WhatsApp gehört für rund 60 Millionen Menschen in Deutschland zum Alltag. Genau diese enorme Reichweite macht den Messenger zunehmend attraktiv für Cyberkriminelle. Nun schlägt das Bundesamt für Sicherheit in der Informationstechnik (BSI) Alarm: Betrüger missbrauchen eine eigentlich legale WhatsApp-Funktion, um fremde Konten zu übernehmen – oft unbemerkt von den Betroffenen.
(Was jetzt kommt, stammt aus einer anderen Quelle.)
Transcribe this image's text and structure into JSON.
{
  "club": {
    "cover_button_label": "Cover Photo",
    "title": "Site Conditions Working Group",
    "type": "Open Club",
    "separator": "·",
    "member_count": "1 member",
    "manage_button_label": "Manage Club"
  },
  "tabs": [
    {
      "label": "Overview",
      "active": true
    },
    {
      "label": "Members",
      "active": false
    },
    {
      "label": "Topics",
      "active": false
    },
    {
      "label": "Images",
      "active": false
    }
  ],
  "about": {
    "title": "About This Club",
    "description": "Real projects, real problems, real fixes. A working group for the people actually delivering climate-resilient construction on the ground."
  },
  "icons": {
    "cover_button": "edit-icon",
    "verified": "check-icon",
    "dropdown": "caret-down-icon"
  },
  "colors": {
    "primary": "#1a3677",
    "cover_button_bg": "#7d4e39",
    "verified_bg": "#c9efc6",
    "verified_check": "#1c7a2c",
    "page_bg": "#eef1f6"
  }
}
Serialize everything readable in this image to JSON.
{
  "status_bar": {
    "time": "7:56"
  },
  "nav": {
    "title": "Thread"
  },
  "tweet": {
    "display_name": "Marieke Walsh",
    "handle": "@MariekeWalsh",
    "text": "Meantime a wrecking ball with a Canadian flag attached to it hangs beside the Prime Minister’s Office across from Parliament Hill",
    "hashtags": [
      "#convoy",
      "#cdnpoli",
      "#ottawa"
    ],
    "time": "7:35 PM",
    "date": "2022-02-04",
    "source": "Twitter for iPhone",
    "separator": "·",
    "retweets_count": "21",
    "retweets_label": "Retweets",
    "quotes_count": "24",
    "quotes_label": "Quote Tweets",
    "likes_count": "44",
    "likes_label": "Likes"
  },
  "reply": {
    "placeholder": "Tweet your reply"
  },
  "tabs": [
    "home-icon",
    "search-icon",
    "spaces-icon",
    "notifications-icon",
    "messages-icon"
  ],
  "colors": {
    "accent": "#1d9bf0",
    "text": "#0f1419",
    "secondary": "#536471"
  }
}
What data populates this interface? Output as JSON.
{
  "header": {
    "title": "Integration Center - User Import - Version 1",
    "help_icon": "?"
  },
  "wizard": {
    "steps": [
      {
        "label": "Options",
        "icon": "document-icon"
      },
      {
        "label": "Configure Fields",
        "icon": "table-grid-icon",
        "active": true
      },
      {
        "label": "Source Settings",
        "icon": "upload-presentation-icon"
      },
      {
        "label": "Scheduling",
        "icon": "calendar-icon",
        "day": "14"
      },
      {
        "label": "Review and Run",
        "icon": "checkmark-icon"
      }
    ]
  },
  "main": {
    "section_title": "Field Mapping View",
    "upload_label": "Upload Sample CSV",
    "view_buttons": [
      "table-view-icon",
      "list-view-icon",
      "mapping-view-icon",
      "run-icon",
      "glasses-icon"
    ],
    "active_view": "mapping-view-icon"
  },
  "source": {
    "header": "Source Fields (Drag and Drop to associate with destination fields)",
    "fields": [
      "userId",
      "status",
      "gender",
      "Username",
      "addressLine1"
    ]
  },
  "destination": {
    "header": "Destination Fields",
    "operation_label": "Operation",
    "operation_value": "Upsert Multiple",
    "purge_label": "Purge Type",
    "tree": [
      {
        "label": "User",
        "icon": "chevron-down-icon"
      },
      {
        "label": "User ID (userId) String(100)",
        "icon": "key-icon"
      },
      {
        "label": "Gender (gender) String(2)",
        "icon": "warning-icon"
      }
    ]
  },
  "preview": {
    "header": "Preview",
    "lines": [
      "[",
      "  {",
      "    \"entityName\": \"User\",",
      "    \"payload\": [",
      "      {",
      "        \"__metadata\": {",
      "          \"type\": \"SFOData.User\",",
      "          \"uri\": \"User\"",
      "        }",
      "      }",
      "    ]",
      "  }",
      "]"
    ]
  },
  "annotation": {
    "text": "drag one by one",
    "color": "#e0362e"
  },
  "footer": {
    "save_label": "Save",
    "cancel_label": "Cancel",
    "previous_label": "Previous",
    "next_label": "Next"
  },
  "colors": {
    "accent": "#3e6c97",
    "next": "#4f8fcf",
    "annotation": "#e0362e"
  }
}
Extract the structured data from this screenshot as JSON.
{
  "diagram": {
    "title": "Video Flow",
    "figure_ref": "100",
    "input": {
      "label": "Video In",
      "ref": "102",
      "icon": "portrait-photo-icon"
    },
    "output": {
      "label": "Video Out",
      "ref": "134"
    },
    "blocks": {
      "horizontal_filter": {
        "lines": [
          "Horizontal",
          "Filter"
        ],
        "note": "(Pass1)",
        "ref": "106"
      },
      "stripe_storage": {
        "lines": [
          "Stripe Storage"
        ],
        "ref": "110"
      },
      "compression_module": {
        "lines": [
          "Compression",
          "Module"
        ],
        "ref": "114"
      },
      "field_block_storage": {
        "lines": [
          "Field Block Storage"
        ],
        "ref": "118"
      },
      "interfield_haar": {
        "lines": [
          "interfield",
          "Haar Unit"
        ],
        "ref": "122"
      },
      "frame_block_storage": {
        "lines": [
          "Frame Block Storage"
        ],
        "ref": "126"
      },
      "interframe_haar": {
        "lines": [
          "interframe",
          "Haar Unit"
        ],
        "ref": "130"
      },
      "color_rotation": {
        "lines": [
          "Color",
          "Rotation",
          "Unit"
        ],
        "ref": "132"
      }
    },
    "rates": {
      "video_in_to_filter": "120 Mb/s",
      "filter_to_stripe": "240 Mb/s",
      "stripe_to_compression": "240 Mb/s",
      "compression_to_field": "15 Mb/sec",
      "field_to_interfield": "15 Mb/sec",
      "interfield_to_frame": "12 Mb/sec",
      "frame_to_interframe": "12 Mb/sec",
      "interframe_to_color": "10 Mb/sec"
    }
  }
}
Die Masche trägt den Namen „Ghost Pairing“. Dabei nutzen Angreifer die offizielle Funktion zur Geräteverknüpfung („Linked Devices“) aus. Über täuschend echt wirkende Phishing-Nachrichten werden Nutzer auf manipulierte Webseiten gelockt. Diese Nachrichten stammen häufig von bereits kompromittierten Kontakten oder geben sich als Mitteilungen von Facebook, WhatsApp oder anderen bekannten Plattformen aus. Ziel ist es, die Opfer dazu zu bringen, ihre Telefonnummer oder Identität zu bestätigen.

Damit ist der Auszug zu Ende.